Medizin USA: Weniger demenzkranke Senioren

Maltherapie für demenzkranke Menschen.

(Foto: dpa)

Forscher haben nachgewiesen, was bereits aus anderen Teilen der Welt bekannt ist: Der Anteil an älteren Menschen mit Demenz nimmt ab. Grund dafür sind nicht etwa bessere Heilverfahren, sondern womöglich mehr Bildung.

Von Werner Bartens

Die Nachricht ist erfreulich, auch wenn die Ursache noch nicht vollständig geklärt ist: In den USA ist der Anteil der Senioren mit Demenz um 2,8 Prozentpunkte zurückgegangen. Ärzte um Kenneth Langa berichten im Fachmagazin JAMA Internal Medicine von dieser Entwicklung. Die Mediziner der University of Michigan in Ann Arbor haben Daten aus einer landesweiten Erhebung analysiert und insgesamt mehr als 21 000 ältere Menschen in ihre Untersuchung einbezogen.

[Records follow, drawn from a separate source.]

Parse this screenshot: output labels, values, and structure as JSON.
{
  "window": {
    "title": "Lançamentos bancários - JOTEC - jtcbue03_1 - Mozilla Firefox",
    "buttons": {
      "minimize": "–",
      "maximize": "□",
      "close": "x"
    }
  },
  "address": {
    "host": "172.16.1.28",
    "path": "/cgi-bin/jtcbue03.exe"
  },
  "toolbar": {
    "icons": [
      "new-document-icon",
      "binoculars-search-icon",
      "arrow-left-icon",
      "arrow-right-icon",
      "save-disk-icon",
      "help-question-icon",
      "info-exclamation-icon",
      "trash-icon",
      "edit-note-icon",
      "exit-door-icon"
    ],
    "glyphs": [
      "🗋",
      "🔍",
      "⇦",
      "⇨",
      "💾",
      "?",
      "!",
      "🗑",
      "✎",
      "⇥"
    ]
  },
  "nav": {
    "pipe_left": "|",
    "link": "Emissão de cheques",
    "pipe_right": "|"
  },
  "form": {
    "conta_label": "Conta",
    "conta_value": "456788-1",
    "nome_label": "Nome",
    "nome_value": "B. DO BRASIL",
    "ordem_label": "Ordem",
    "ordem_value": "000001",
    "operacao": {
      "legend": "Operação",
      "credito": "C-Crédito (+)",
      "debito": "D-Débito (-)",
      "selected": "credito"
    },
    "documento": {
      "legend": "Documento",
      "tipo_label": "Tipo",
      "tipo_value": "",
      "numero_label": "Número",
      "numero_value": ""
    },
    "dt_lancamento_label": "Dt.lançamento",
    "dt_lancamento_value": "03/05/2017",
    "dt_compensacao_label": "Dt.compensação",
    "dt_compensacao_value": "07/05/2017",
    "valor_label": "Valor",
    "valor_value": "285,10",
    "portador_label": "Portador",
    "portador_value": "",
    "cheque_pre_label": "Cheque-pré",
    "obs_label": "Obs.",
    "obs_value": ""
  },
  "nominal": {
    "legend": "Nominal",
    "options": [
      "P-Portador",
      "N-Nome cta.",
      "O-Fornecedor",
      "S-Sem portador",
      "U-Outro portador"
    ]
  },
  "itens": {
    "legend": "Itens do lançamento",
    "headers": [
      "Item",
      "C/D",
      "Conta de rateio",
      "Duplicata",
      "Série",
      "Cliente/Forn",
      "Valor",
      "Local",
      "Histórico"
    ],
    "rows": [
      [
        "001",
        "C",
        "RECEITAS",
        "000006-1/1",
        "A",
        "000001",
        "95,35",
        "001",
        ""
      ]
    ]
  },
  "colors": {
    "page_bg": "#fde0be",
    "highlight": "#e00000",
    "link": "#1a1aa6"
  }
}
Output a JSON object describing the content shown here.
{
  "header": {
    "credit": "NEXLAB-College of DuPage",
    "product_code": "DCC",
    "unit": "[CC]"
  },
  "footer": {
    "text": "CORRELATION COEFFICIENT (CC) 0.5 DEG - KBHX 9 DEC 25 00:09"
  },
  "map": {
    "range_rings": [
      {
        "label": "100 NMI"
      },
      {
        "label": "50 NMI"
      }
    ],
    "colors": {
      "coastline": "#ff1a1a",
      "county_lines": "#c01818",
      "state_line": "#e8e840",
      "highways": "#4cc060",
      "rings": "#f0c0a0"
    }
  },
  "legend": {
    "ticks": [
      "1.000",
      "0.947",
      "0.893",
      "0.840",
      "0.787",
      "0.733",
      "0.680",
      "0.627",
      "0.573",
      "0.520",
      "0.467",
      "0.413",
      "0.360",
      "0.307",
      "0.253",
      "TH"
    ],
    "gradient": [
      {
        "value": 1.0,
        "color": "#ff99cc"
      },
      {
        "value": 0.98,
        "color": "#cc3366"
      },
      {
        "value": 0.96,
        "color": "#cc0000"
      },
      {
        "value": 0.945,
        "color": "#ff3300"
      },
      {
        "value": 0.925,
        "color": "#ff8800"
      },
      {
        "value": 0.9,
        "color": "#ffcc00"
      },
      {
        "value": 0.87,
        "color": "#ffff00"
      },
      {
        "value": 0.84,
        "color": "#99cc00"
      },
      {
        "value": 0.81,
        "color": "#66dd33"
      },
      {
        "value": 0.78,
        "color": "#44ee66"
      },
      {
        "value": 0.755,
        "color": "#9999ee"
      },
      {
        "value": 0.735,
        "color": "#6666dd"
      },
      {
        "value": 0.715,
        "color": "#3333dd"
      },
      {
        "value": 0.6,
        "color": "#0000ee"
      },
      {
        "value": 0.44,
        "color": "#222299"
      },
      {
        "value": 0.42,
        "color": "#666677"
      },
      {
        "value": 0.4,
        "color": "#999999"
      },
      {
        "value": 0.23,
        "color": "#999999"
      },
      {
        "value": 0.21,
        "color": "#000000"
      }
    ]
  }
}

Dabei stellten sie fest, dass 2012 nur noch 8,8 Prozent der über 65-Jährigen dement waren. Im Jahr 2000 waren noch 11,6 Prozent betroffen.

Eine mögliche Erklärung für den hoffnungsvollen Trend sehen die Ärzte darin, dass unter den Patienten von 2012 ein höherer Anteil eine ausgiebige Schulbildung oder Hochschulabschluss hatte. Geistige Regsamkeit und höherer Bildungsgrad scheinen Demenz-Erkrankungen vorzubeugen - nicht nur, weil das Gehirn in Übung bleibt, sondern auch weil sich Menschen mit höherer Bildung zumeist gesundheitsbewusster verhalten.

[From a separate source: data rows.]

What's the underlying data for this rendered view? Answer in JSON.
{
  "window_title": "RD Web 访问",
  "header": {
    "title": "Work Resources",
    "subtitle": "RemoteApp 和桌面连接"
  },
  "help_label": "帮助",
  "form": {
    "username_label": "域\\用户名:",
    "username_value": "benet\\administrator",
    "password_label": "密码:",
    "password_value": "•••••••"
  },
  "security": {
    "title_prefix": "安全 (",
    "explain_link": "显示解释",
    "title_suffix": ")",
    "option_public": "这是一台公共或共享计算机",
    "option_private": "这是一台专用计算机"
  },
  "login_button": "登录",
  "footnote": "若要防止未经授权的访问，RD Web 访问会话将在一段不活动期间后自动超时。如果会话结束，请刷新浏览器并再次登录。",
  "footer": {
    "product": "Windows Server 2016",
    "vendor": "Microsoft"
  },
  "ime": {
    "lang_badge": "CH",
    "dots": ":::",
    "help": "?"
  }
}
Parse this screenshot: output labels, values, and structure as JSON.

"Das Risiko für eine Demenz scheint sich tatsächlich zu verringern"

In den kommenden Jahren werden die Babyboomer das Seniorenalter erreichen, die im Durchschnitt über eine bessere Ausbildung verfügen als vorherige Generationen. Zwischen den Jahren 2000 und 2012 nahmen in der repräsentativen Stichprobe der Senioren jedoch auch drei Risikofaktoren für Demenz zu, nämlich Diabetes, Übergewicht und Bluthochdruck. Womöglich hat sich das aufgrund besserer Therapiemöglichkeiten jedoch nicht so stark auf das Demenzrisiko ausgewirkt.

In früheren Studien wurde auch in anderen Ländern ein Rückgang der Demenz-Rate beobachtet. "Das Risiko für eine Demenz scheint sich tatsächlich zu verringern", sagt Kenneth Langa. "Der erwartete Anstieg, weil immer mehr Menschen immer älter werden, fällt also womöglich nicht so heftig aus wie befürchtet. Für den einzelnen Patienten und seine Angehörigen ist es natürlich trotzdem ein harter Schlag." Zwar loben die Forscher die Investitionen in Bildung, die sich allerdings nicht für alle gleichermaßen auszahlen. "Unterschiede in Bildung und Wohlstand werden auch zu Unterschieden in der geistigen Gesundheit führen - und mitentscheiden, ob Menschen im Alter noch arbeiten und selbständig leben können", sagt Altersforscher David Weir.